UPDATE 3/13/13 1:00 p.m.: A bipartisan group of legislators has introduced the Safeguard American Food Exports (SAFE) Act which would ban horse slaughter in the U.S. as well as shipping horses to other countries to be slaughtered for human consumption. Read more >>
Processing horse meat for human consumption has never been explicitly illegal in the United States, but when the USDA was prohibited from funding horse meat inspections beginning in 2006, it created a de facto ban as no meat could be exported without federal inspection. A 2007 ruling closed a loophole that had allowed the last equine slaughterhouse in Illinois to continue operating by paying for its own inspections.
While no commercial horse slaughter facilities have been in operation in the U.S. for more than five years, the issue has never gone away. The meat industry and some ranchers and horse owners argue that legal horse slaughter in the U.S. is a reasonable way to deal with excess horses and is more humane than sending horses to other countries to be slaughtered. Other horse owners and animal welfare advocates point out that horses are raised to be sport and companion animals, not grown for meat, and because of their sensitive nature commercial slaughtering of horses is inherently inhumane. Food safety advocates have also weighed in, suggesting that medications routinely given to horses are unsafe for human consumption, and since horses are not raised for meat, their medication history is unknown when they are slaughtered.
In spite of the controversy, the owner of a shuttered cattle slaughterhouse has pushed forward with plans to reopen his facility as a horse processing plant. The facility, Valley Meat in Roswell, N.M., was profiled on CNN along with its owner, Ricardo De Los Santos. The slaughterhouse could open as soon as next month if it is approved by the USDA. (The video does not show horses being slaughtered, but has visuals that may be disturbing to some.)
According to a February 28 article in the New York Times, the slaughterhouse has not yet been given the OK to begin operation, but approval looks likely. USDA spokesperson Justin DeJong told the Times that several companies had asked the government to allow horsemeat inspection again.

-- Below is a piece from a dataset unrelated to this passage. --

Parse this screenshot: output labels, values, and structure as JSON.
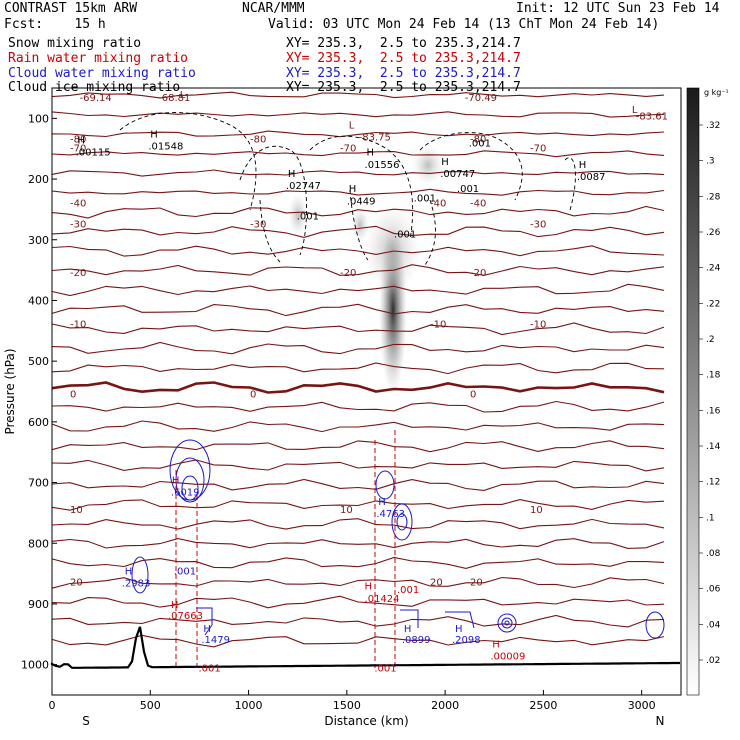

“These companies must still complete necessary technical requirements and the [Food Safety and Inspection Service] must complete its inspector training,” said DeJong. “But at that point, the department will legally have no choice but to go forward with the inspections.”
U.S. Representative Jim Moran (D-VA), a longtime proponent of banning horse slaughter, released a statement on March 8 in response to reports of the New Mexico plant becoming a reality.
“Recent news reports of horse slaughter plants reopening are deeply troubling,” said Moran. “As one of the nearly 80 percent of Americans who oppose the slaughter of horses for human consumption, we must fight to prevent the resumption of this inhumane, unsafe, and unnecessary practice. At a time when USDA’s meat inspection budget is being slashed by sequestration, it would be irresponsible to divert dwindling food inspection resources to the horsemeat industry.
“I am pleased that the Obama Administration supports the reinstatement of the amendment I have offered to ban USDA inspections at horse slaughter plants,” Moran continued. “[I] will being working with my colleagues in the coming weeks to include that language in the final Fiscal Year 2013 appropriations bill.”